The exam period is a time when stress levels are higher than usual. Stress can be positive, helping you to stay motivated and focused. However, too much stress can be unhelpful, it can make you feel overwhelmed, confused, exhausted and edgy.
It's important to try and keep things in perspective and find ways of reducing stress if things seem to be getting on top of you. This factsheet gives you some suggestions of things you can do to maximise your study time and help you learn better.
Suggestions for Helping you Through Exams Study Habits Study Area - Having a good study area can make a huge difference to how well you learn. Study in a well lit, quiet area, away from noises and people in the house. If this is impossible, it might be better to study at the library. Make sure your desk is tidy and organised - it means you can concentrate on studying and learning, not trying to find information.
Find Out About the Exam – Find out what format the exam will take i.e. Are the questions in essay, short answer or multiple choice format? Is the exam open book or closed book? Knowing how the exam is marked and what proportion of your total mark it’s worth might also be helpful.
To Do Lists - Make a to do list before each study session. Breaking tasks down into small, managable tasks will make it less overwhelming. Cross them off with a texta as you go.
Past Exam Papers - Ask your teacher for past exam papers. They can be a useful insight into what your exam will be like and can also provide a guide for what you know and the areas in which you need help. If possible, practice some under exam conditions and get your teacher to mark them.
Study Groups - Forming a studying group can be a helpful way to revise your notes and work through past exam questions (it can also help you feel supported, keep you motivated and focused). If you have questions about your work, a study group may be a good place to have them answered. Ask your teacher if they know of anyone else interested in studying with other people.
Switch the Phone or Email Off! - If you find that you are being distracted by the phone or emails, it might help to put the answering machine on or get others in the house to take messages for a while. You can always ring people back later.

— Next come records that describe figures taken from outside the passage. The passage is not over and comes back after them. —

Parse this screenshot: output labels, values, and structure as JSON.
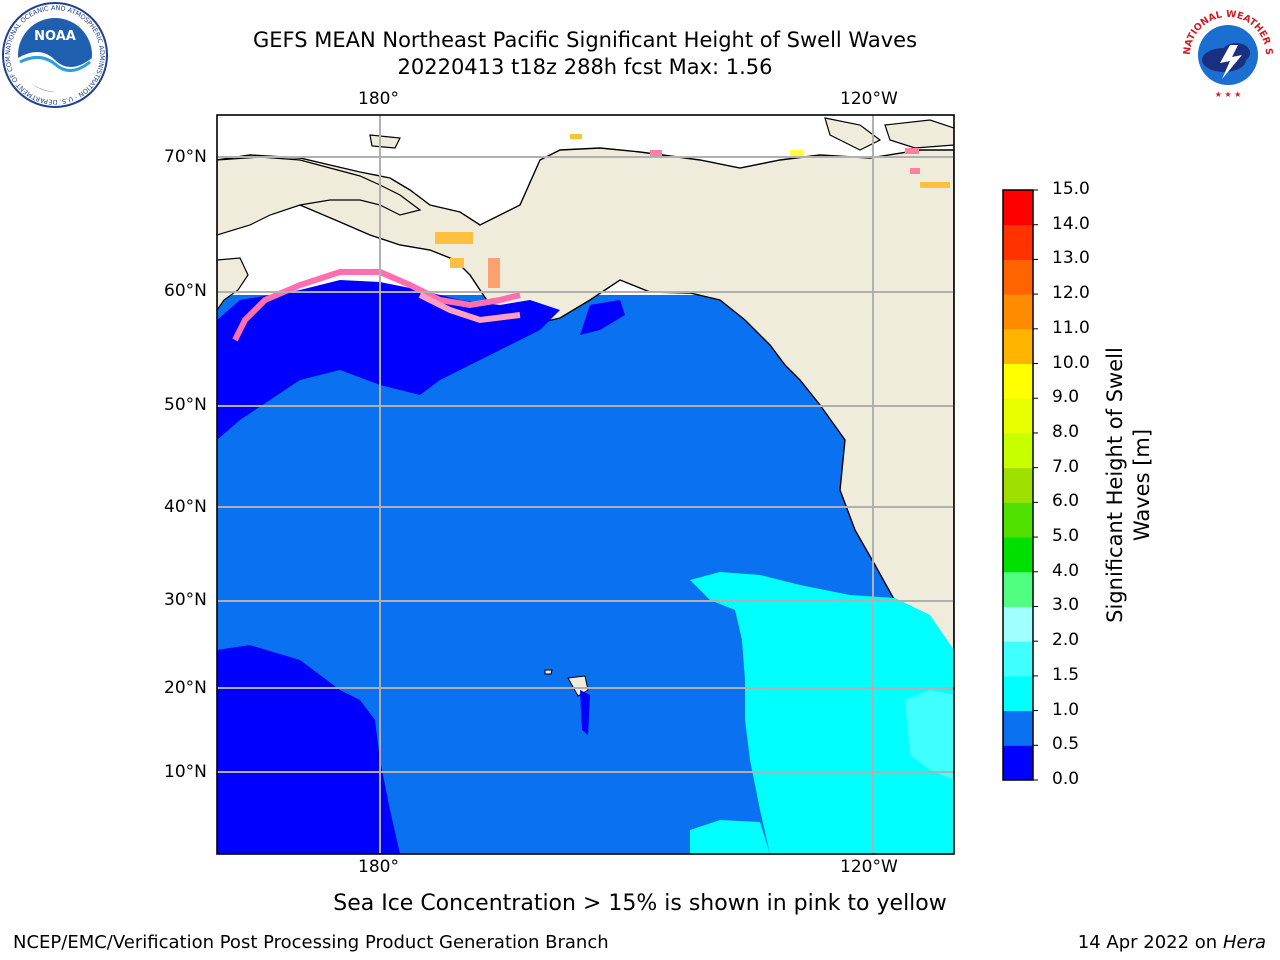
{
  "title_line1": "GEFS MEAN Northeast Pacific Significant Height of Swell Waves",
  "title_line2": "20220413 t18z 288h fcst   Max: 1.56",
  "map": {
    "lon_labels_top": [
      "180°",
      "120°W"
    ],
    "lon_labels_bottom": [
      "180°",
      "120°W"
    ],
    "lat_labels": [
      "70°N",
      "60°N",
      "50°N",
      "40°N",
      "30°N",
      "20°N",
      "10°N"
    ]
  },
  "colorbar": {
    "label_line1": "Significant Height of Swell",
    "label_line2": "Waves [m]",
    "ticks": [
      "0.0",
      "0.5",
      "1.0",
      "1.5",
      "2.0",
      "3.0",
      "4.0",
      "5.0",
      "6.0",
      "7.0",
      "8.0",
      "9.0",
      "10.0",
      "11.0",
      "12.0",
      "13.0",
      "14.0",
      "15.0"
    ],
    "colors": [
      "#0000ff",
      "#0a72f0",
      "#00ffff",
      "#40ffff",
      "#a0ffff",
      "#50ff80",
      "#00e000",
      "#50e000",
      "#a0e000",
      "#c8ff00",
      "#e8ff00",
      "#ffff00",
      "#ffb400",
      "#ff8c00",
      "#ff6400",
      "#ff3200",
      "#ff0000"
    ]
  },
  "note": "Sea Ice Concentration > 15% is shown in pink to yellow",
  "footer_left": "NCEP/EMC/Verification Post Processing Product Generation Branch",
  "footer_right_prefix": "14 Apr 2022 on ",
  "footer_right_host": "Hera",
  "logos": {
    "noaa_text": "NOAA",
    "noaa_ring": "NATIONAL OCEANIC AND ATMOSPHERIC ADMINISTRATION · U.S. DEPARTMENT OF COMMERCE",
    "nws_ring": "NATIONAL WEATHER SERVICE"
  }
}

Wallpaper - Write down key concepts you have to learn on small sheets of paper followed by examples of how they are used. Post these sheets around your house, e.g. your bed, on the toilet door, in front of the CD collection. It helps with remembering things like equations, quotes and foreign languages.
Ask Lots of Questions of your Teachers or Tutor! Your teacher or tutor can help if you are having trouble developing a study routine or need help with understanding subjects or a particular topic. Asking for help doesn't mean you're a failure or stupid - it's smart to tap into their experience and knowledge to help you perform better. Keep going back to them if you're still unsure or you have more questions. It's their job to be available for you.
Know your Preferred Learning Style - Some people work better using text based memory tools, like acronyms (e.g. ROYGBIV - colours of the rainbow; acrostics e.g. Every Good Boy Deserves Fruit). Other people find more visual tools more useful, e.g. mind maps or tree diagrams.
Take Regular Breaks - Getting up, moving around and away from your desk at least every 50 minutes for 10 minutes makes you concentrate and learn better.
Revise and Learn (Not Just Re-Read) - Sometimes reading through notes doesn't result in learning or understanding. Include the following in revising each topic:
Vocabulary, technical terms definitions
Summaries of points
Formulae, rules, diagrams, charts
Ability to understand relationships
Time Management Avoid Procrastination - Procrastination is when you do everything else but the task you need to do. It is normal to procrastinate a little. However too much procrastination can just add to your stress and can result in you not giving yourself enough time to prepare. Managing your time and setting realistic goals for each study session can be helpful ways to avoid procrastinating and make tasks seem less overwhelming.
Make a Study Timetable – Write down all the things you need to do each day of the week, and how long you need for each, including time for enough sleep, relaxation, and exercise. Find out the date of each exam and work out a study timetable leading up to them. Include tests that will help you identify gaps in your knowledge. This can give you some direction and help you focus on what to study each week or day.
Use your Frees - Studying in the school library during your frees gives you access to lots of information available on the reference shelves. Some material, such as sample solutions, often can’t be taken out of the library or can be too long to photocopy.